Adding Capybara to verify replay-ability of hacking vulnerabilities. I
imagine these may want to be kept on a different branch for QA and
educational purposes, but not distributed with master when forked.
This commit also includes demonstrating the SQL Injection vulnerability.
Disclaimer: changes like these in this sort of app are tricky because
it's harder to presume the intention of the code in question.
The prior line:
```
user.update_attributes(params[:user].reject { |k| k == ("password" || "password_confirmation") || "user_id" })
```
returns an empty hash, because of the way the block evaluates:
```
irb(main):002:0> k = 'foo'
=> "foo"
irb(main):003:0> k == ("password" || "password_confirmation") || "user_id"
=> "user_id"
```
Before the last change to that line, without 'user_id' outside the
params, it didn't evaluate properly either:
```
irb(main):007:0> k = 'password_confirmation'
=> "password_confirmation"
irb(main):008:0> k == ("password" || "password_confirmation")
=> false
irb(main):009:0> ("password" || "password_confirmation")
=> "password"
```
So, in the normal use case for this form, you can't update any other
attribute of the User. To me, that's probably the best argument for
making this change, but it does simplify the SQL Injection attack
(although perhaps the prior complication was intended).

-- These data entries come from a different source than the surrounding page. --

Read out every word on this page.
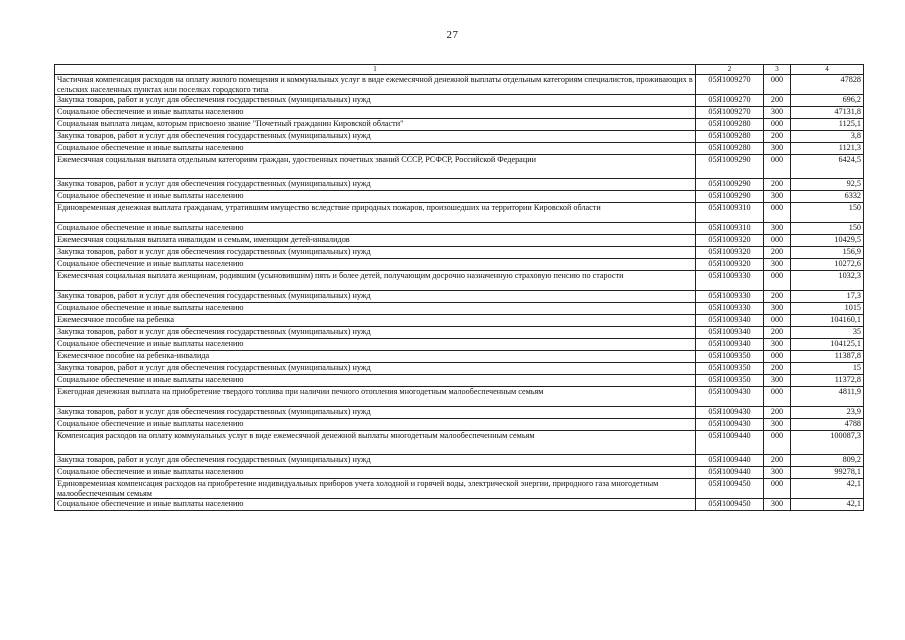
27
1	2	3	4
Частичная компенсация расходов на оплату жилого помещения и коммунальных услуг в виде ежемесячной денежной выплаты отдельным категориям специалистов, проживающих в сельских населенных пунктах или поселках городского типа	05Я1009270	000	47828
Закупка товаров, работ и услуг для обеспечения государственных (муниципальных) нужд	05Я1009270	200	696,2
Социальное обеспечение и иные выплаты населению	05Я1009270	300	47131,8
Социальная выплата лицам, которым присвоено звание "Почетный гражданин Кировской области"	05Я1009280	000	1125,1
Закупка товаров, работ и услуг для обеспечения государственных (муниципальных) нужд	05Я1009280	200	3,8
Социальное обеспечение и иные выплаты населению	05Я1009280	300	1121,3
Ежемесячная социальная выплата отдельным категориям граждан, удостоенных почетных званий СССР, РСФСР, Российской Федерации	05Я1009290	000	6424,5
Закупка товаров, работ и услуг для обеспечения государственных (муниципальных) нужд	05Я1009290	200	92,5
Социальное обеспечение и иные выплаты населению	05Я1009290	300	6332
Единовременная денежная выплата гражданам, утратившим имущество вследствие природных пожаров, произошедших на территории Кировской области	05Я1009310	000	150
Социальное обеспечение и иные выплаты населению	05Я1009310	300	150
Ежемесячная социальная выплата инвалидам и семьям, имеющим детей-инвалидов	05Я1009320	000	10429,5
Закупка товаров, работ и услуг для обеспечения государственных (муниципальных) нужд	05Я1009320	200	156,9
Социальное обеспечение и иные выплаты населению	05Я1009320	300	10272,6
Ежемесячная социальная выплата женщинам, родившим (усыновившим) пять и более детей, получающим досрочно назначенную страховую пенсию по старости	05Я1009330	000	1032,3
Закупка товаров, работ и услуг для обеспечения государственных (муниципальных) нужд	05Я1009330	200	17,3
Социальное обеспечение и иные выплаты населению	05Я1009330	300	1015
Ежемесячное пособие на ребенка	05Я1009340	000	104160,1
Закупка товаров, работ и услуг для обеспечения государственных (муниципальных) нужд	05Я1009340	200	35
Социальное обеспечение и иные выплаты населению	05Я1009340	300	104125,1
Ежемесячное пособие на ребенка-инвалида	05Я1009350	000	11387,8
Закупка товаров, работ и услуг для обеспечения государственных (муниципальных) нужд	05Я1009350	200	15
Социальное обеспечение и иные выплаты населению	05Я1009350	300	11372,8
Ежегодная денежная выплата на приобретение твердого топлива при наличии печного отопления многодетным малообеспеченным семьям	05Я1009430	000	4811,9
Закупка товаров, работ и услуг для обеспечения государственных (муниципальных) нужд	05Я1009430	200	23,9
Социальное обеспечение и иные выплаты населению	05Я1009430	300	4788
Компенсация расходов на оплату коммунальных услуг в виде ежемесячной денежной выплаты многодетным малообеспеченным семьям	05Я1009440	000	100087,3
Закупка товаров, работ и услуг для обеспечения государственных (муниципальных) нужд	05Я1009440	200	809,2
Социальное обеспечение и иные выплаты населению	05Я1009440	300	99278,1
Единовременная компенсация расходов на приобретение индивидуальных приборов учета холодной и горячей воды, электрической энергии, природного газа многодетным малообеспеченным семьям	05Я1009450	000	42,1
Социальное обеспечение и иные выплаты населению	05Я1009450	300	42,1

Before this change, injecting conditional SQL into the user_id param in
the account_settings update call would allow the password of whatever
account is found (e.g. the first one if injecting 'OR 1=1') to be reset,
but without additional attacks, the email address of that account is not
known.
After this change, the email address of that account now is also updated
in addition to the password, making it simpler to get in as an admin --
though you're still presuming the first account to be an admin.